ワンピース

hogodou2007-08-09

甲斐田組の8mmフィルムは、全部アメリカの現像所に旅立った。どんな画になっているか、楽しみ。
今週は、月曜日、火曜日と渋谷のユーロスペースで上映されているPFFにワンピースの新作を見に行った。今回の『砂漠(仮)』にも出演していただいた鈴木卓爾さんと矢口史靖さんが、もう13年(!)も続けているプロジェクト。カメラはフィックス、ワンカット、アフレコなしという条件で作られた短編作品がワンピース。前々から卓爾さんから、その撮影の事をいろいろと聞いていた。現場で誘ってもらったので、楽しみにしていたのだ。
面白かった。矢口さんの作品は、やはりストーリーテラーとしての彼の才能がいかんなく発揮された作品群であるのだが、卓爾さんの作品は、フィックスの画面が映し出す“場所”の持っている“記憶”“時間”を問題にしている作品が多く、興味深い。特に、火曜日に上映された3本は傑作である。最初に上映された『種をまいたのはばあば』(タイトル間違ってたらごめんなさい)が凄い。詳しく説明するのがやっかいな作品なのだが、ある家に法事で帰って来た兄妹と、おそらく過去の、恋人同士だった頃の若き祖父母が、一緒の画面の中に登場し、その二組がそれぞれ微妙にダブりながら、それぞれのシチュエーションが同時進行に描かれる。つまり4人の役者がひとつの部屋を舞台に、ワンカットの中で、微妙にシンクロした別々のシチュエーションを二組に分かれて演じている…。それが、この家の、この部屋の経験した時間なのだ。田中要次さんほかの役者さんも素晴らしいが、唯野未歩子さんが、すべてが終わった後に、ふっと笑うの凄い。ちょっと説明しづらいので、もう機会があったら見ていただくしかない。3本目の田中要次さんと唯野未歩子さんがやはり兄妹を演じた最新作『ケーキを食べたのは誰?』(これもタイトル間違っていたらすみません!)は、まるでいい短編小説を読んだ味わい。カット尻の余韻がいい。
このワンピースの作品群、特に卓爾さんの作品に、映画のフレームについて考えさせられてしまう。
フレームの内、そしてそのフレームの外にも世界があるということ。
侯孝賢の『戯夢人生』、相米慎二の『ションベンライダー』が見たくなる。
上映後、卓爾さんや矢口さん、田中要次さん、猫田直さん、森下能幸さんたちと近くの店へ。卓爾さんと作品について、フレームについてたくさん喋る。

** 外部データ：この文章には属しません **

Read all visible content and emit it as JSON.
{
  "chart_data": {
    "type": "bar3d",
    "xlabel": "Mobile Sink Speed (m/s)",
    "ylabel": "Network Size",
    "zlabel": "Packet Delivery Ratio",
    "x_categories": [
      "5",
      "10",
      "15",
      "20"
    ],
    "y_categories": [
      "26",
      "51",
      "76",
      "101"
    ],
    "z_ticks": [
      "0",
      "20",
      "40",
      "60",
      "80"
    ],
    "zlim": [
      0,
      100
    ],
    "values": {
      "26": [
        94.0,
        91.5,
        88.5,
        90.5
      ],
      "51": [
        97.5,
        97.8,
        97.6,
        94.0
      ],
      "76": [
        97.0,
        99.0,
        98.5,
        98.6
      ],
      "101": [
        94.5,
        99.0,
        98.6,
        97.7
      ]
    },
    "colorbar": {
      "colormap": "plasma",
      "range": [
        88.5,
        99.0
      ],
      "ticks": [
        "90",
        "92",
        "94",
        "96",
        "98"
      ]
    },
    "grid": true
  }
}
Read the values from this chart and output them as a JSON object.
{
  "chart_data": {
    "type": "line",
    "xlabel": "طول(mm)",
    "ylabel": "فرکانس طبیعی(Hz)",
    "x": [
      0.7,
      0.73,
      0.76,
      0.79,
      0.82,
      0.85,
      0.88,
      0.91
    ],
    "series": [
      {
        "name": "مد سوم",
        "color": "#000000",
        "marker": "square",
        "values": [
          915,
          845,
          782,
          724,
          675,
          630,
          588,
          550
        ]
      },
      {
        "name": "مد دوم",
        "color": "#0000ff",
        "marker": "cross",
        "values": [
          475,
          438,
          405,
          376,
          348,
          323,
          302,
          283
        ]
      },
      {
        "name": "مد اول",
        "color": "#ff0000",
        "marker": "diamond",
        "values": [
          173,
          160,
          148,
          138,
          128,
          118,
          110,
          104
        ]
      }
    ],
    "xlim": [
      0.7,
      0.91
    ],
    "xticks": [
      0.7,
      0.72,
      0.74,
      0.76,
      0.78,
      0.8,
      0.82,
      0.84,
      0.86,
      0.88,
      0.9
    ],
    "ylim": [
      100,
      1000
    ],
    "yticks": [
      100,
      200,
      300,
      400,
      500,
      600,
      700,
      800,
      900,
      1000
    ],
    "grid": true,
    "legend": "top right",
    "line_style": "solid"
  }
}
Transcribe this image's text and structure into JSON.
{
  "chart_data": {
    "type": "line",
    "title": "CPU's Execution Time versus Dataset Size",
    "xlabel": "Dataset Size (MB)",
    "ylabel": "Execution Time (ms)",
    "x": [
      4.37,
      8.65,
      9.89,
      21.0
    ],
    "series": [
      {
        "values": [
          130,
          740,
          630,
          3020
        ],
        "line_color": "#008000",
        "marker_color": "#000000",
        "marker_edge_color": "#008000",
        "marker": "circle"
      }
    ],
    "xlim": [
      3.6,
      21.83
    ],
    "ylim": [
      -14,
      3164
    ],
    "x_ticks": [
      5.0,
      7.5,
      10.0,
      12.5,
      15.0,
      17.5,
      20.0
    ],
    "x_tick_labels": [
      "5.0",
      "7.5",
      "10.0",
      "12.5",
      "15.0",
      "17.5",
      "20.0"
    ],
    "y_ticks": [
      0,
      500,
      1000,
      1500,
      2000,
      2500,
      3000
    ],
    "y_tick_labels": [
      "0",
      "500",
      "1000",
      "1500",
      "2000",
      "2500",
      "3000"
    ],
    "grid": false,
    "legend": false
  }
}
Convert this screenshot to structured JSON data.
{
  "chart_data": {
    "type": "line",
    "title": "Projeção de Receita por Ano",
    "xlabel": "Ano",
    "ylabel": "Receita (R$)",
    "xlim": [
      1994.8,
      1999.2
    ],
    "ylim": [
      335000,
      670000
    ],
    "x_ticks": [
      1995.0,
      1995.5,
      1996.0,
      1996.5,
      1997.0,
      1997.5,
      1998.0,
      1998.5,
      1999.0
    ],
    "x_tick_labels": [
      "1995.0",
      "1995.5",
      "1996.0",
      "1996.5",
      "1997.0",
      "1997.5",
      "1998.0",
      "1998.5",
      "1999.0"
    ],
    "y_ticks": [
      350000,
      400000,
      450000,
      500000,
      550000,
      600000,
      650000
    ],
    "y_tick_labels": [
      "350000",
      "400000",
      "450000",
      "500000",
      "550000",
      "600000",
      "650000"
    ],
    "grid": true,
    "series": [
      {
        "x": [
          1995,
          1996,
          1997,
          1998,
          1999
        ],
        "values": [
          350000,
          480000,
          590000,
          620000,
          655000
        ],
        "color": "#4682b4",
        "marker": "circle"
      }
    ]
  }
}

彼と話すのは楽しい。
前に、卓爾さんは「些細な、小さな音を大きく増幅した映画を撮りたい」というようなことを話してくれた事があった。
そういう映画を作りたいと、僕も思う。
ヒロシマをさがそう 原爆を見た建物』という本を読む。
物が経験した時間について考える。
これは、たむらさんとよく話すテーマでもある。